Sorry that I just checked internally and found it is not supported by any L4T project.

I notice there are some forum users have experience about strongswan.

https://devtalk.nvidia.com/default/topic/1027366/

Could you check if it can shed some light?

Thank you for the reply. I understand that Strongswan itself may not be officially supported. However, as I understand it, ipsec is handled directly in the kernel and not by Strongswan. Strongswan is used for configuring the tunnels but not actually implementing the network protocols. That is left to the kernel. Are you saying that ipsec networking is not supported for the Jetson products?

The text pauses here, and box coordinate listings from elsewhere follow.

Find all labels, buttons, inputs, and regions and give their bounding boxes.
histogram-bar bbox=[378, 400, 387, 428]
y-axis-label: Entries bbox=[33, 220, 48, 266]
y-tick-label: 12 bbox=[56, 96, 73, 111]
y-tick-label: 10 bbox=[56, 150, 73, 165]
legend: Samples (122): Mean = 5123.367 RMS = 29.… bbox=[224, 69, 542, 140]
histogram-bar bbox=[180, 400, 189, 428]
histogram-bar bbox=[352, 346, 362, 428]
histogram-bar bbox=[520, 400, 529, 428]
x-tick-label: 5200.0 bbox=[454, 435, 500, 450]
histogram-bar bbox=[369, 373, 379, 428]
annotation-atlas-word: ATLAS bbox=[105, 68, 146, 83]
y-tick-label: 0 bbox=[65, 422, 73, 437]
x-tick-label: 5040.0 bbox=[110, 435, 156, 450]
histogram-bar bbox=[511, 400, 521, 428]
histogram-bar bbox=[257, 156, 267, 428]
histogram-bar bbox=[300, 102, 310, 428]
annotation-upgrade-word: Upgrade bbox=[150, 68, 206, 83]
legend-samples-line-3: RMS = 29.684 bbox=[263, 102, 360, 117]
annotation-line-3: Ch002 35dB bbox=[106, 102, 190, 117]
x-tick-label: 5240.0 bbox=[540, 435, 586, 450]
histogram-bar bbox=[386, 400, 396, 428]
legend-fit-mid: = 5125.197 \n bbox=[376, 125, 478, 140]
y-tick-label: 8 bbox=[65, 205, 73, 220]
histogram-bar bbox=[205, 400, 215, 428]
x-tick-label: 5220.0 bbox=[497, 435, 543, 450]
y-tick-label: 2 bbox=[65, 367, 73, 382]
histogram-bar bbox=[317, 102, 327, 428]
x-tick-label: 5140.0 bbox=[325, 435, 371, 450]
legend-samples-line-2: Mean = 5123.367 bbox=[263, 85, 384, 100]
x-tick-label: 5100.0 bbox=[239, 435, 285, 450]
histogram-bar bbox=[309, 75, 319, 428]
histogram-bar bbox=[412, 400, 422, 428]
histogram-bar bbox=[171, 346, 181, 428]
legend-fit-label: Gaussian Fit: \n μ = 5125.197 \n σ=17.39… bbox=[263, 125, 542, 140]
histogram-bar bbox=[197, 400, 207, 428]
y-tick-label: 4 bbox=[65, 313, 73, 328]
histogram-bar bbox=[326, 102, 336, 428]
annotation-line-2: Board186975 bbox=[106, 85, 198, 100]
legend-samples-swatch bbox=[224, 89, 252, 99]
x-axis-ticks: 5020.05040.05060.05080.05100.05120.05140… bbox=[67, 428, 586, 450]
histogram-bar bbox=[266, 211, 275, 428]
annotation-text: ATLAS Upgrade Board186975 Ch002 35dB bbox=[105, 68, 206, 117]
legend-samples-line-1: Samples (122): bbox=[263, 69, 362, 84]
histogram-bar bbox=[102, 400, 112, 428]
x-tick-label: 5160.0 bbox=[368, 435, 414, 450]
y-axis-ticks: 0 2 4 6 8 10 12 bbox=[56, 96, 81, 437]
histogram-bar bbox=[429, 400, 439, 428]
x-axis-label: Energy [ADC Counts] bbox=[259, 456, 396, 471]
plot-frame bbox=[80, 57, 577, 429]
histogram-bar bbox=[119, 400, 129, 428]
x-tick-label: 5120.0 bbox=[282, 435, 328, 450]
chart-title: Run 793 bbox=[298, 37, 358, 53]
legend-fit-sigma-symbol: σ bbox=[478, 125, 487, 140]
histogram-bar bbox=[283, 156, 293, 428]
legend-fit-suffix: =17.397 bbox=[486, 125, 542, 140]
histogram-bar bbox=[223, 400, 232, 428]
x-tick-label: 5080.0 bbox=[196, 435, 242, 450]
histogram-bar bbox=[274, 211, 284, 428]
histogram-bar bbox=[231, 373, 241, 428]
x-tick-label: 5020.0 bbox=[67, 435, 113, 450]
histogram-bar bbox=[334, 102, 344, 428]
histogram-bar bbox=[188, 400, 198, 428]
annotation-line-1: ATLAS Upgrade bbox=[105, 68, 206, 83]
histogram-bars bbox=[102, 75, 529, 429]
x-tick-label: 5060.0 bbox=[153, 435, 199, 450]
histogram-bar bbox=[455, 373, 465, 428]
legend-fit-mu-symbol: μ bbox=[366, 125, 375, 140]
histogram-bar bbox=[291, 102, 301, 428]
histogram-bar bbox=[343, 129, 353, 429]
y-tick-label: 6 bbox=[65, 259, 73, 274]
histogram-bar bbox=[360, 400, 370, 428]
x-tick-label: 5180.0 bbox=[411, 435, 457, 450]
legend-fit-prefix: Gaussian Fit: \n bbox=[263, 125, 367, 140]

On a related note, we downgraded our Jetson nodes from JetPack 28.2 to JetPack 28.1 and our ipsec tunnels have remained active for 3 days with no issues. While this is allows us to move forward with our development, we would ultimately like to be able to stay up-to-date with new JetPack releases. Based on our testing, it would appear that changes in 28.2 cause issues for ipsec networking. Is it possible to determine what those changes are and how they may be fixed so we can stay up-to-date with future JetPack releases?

assertadev,

How to reproduce your issue if we don’t use Strongswan but only ipsec?
It looks like an issue if rel-28.1 is working but rel-28.2 cannot.